On Wed, Jan 29, 2025 at 10:58:00AM -0400, Jason Gunthorpe wrote:
On Wed, Jan 29, 2025 at 02:44:12PM +0100, Eric Auger wrote:
On 1/11/25 4:32 AM, Nicolin Chen wrote:
For systems that require MSI pages to be mapped into the IOMMU translation the IOMMU driver provides an IOMMU_RESV_SW_MSI range, which is the default recommended IOVA window to place these mappings. However, there is nothing special about this address. And to support the RMR trick in VMM for nested
well at least it shall not overlap VMM's RAM. So it was not random either.
translation, the VMM needs to know what sw_msi window the kernel is using. As there is no particular reason to force VMM to adopt the kernel default, provide a simple IOMMU_OPTION_SW_MSI_START/SIZE ioctl that the VMM can use to directly specify the sw_msi window that it wants to use, which replaces and disables the default IOMMU_RESV_SW_MSI from the driver to avoid having to build an API to discover the default IOMMU_RESV_SW_MSI.

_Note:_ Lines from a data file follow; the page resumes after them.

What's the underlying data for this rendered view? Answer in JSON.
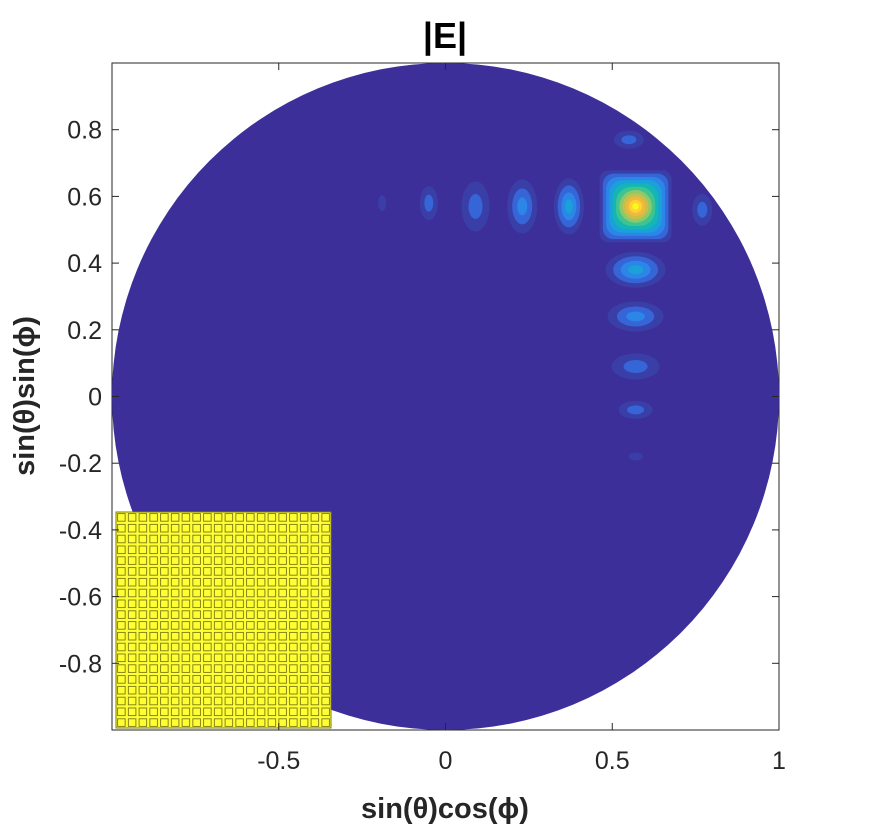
{
  "chart_data": {
    "type": "heatmap",
    "subtype": "filled-contour",
    "title": "|E|",
    "xlabel": "sin(θ)cos(ϕ)",
    "ylabel": "sin(θ)sin(ϕ)",
    "xlim": [
      -1,
      1
    ],
    "ylim": [
      -1,
      1
    ],
    "xticks": [
      -0.5,
      0,
      0.5,
      1
    ],
    "xtick_labels": [
      "-0.5",
      "0",
      "0.5",
      "1"
    ],
    "yticks": [
      0.8,
      0.6,
      0.4,
      0.2,
      0,
      -0.2,
      -0.4,
      -0.6,
      -0.8
    ],
    "ytick_labels": [
      "0.8",
      "0.6",
      "0.4",
      "0.2",
      "0",
      "-0.2",
      "-0.4",
      "-0.6",
      "-0.8"
    ],
    "grid": false,
    "colormap": "parula",
    "background_color": "#3d2f9a",
    "domain": "unit circle",
    "main_beam": {
      "x": 0.57,
      "y": 0.57
    },
    "sidelobes_along_y_equal_0.57": [
      -0.2,
      -0.05,
      0.09,
      0.23,
      0.37,
      0.77
    ],
    "sidelobes_along_x_equal_0.57": [
      0.77,
      0.38,
      0.23,
      0.07,
      -0.04,
      -0.18
    ],
    "inset": {
      "description": "array element layout",
      "rows": 20,
      "cols": 20,
      "element_color": "#ffff33",
      "edge_color": "#7a7a1a"
    }
  }
}
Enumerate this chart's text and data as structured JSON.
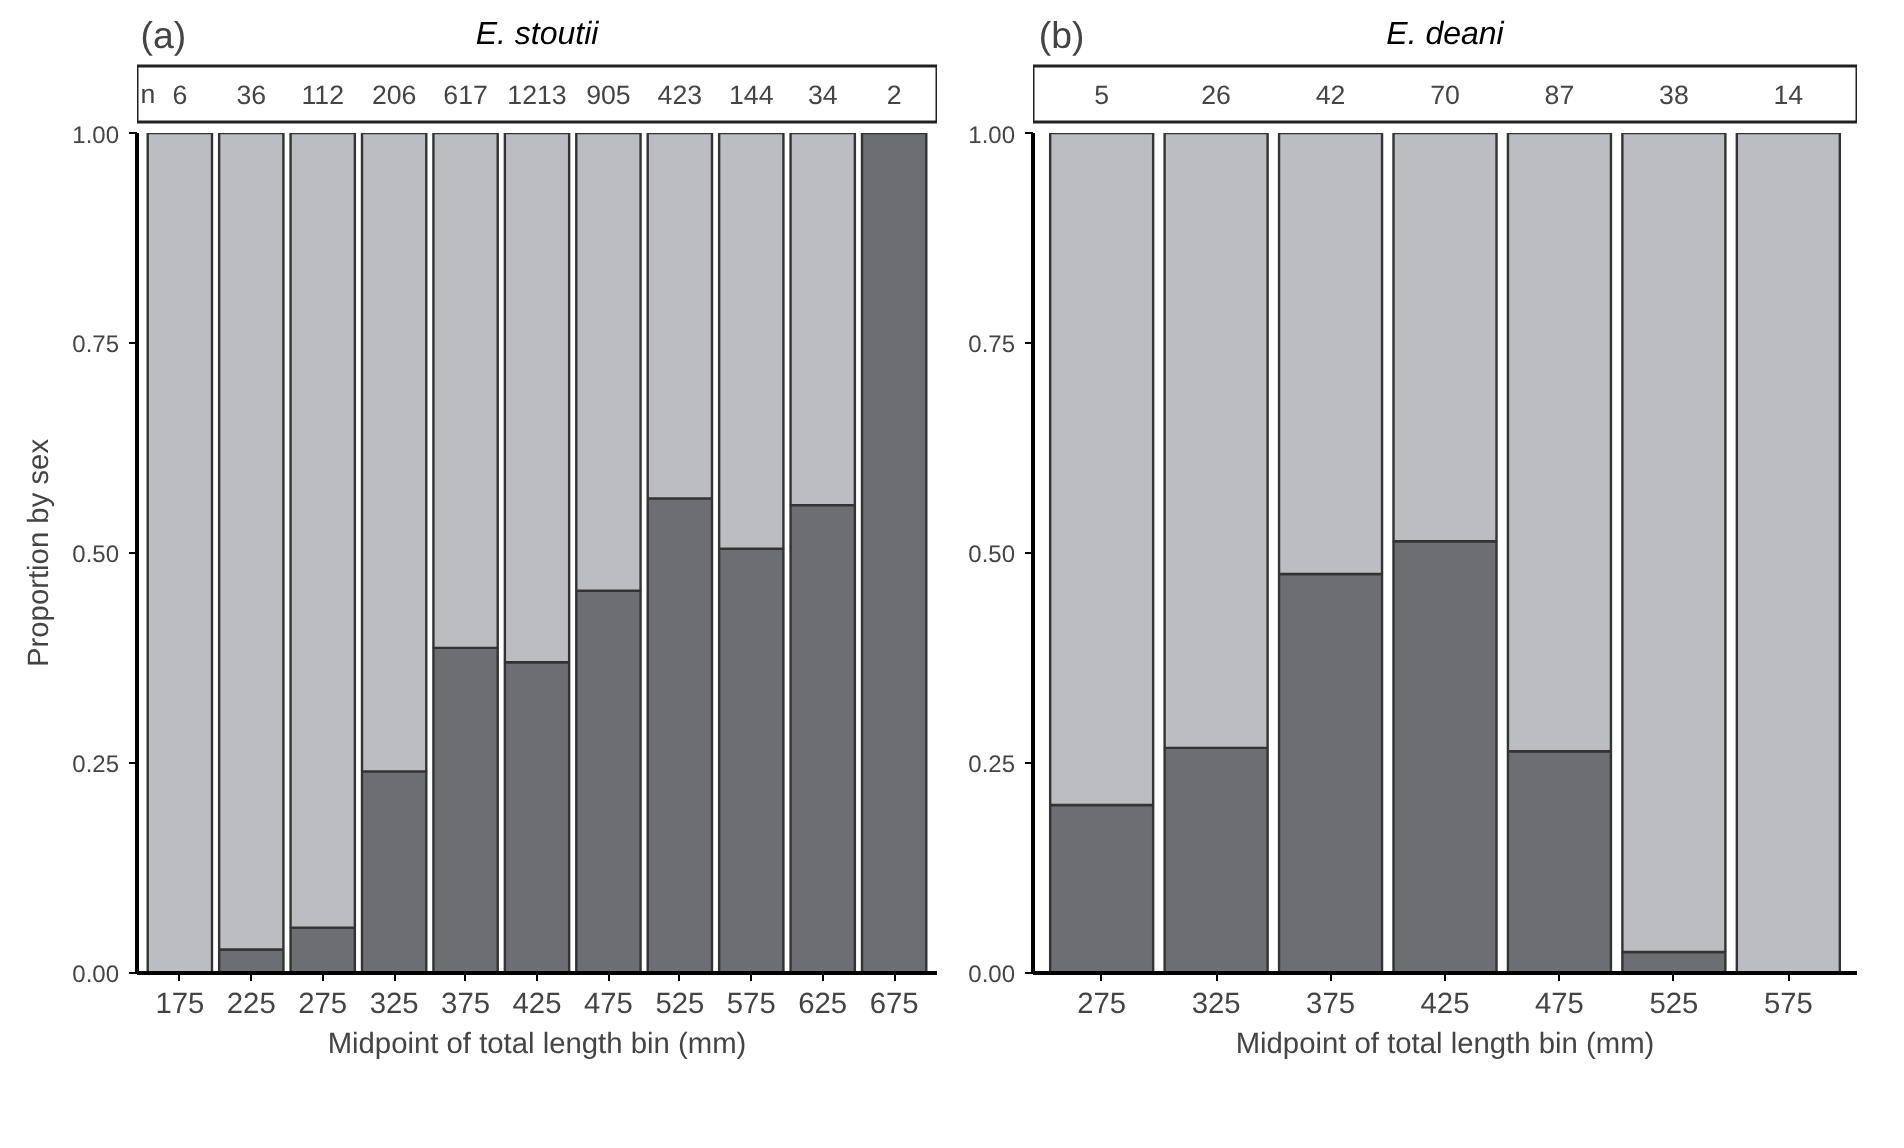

IIUC the MSI window will then be different when using legacy VFIO assignment and iommufd backend.
? They use the same, iommufd can have userspace override it. Then it will ignore the reserved region.
MSI reserved regions are exposed in /sys/kernel/iommu_groups/<n>/reserved_regions 0x0000000008000000 0x00000000080fffff msi
Is that configurability reflected accordingly?
?
Nothing using iommufd should parse that sysfs file.
How do you make sure it does not collide with other resv regions? I don't see any check here.
Yes this does need to be checked, it does look missing. It still needs to create a reserved region in the ioas when attaching to keep the areas safe and it has to intersect with the incoming reserved regions from the driver.
Yea, I found iopt_reserve_iova() is actually missed entirely...
While fixing this, I see a way to turn the OPTIONs back to per- idev, if you still prefer them to be per-idev(?). Then, we can check a given input in the set_option() against the device's reserved region list from the driver, prior to device attaching to any HWPT.
Otherwise, we just rely on iopt_enforce_device_reserve_region() during an attach, keeping the option global to simplify VMMs.
Thanks Nicolin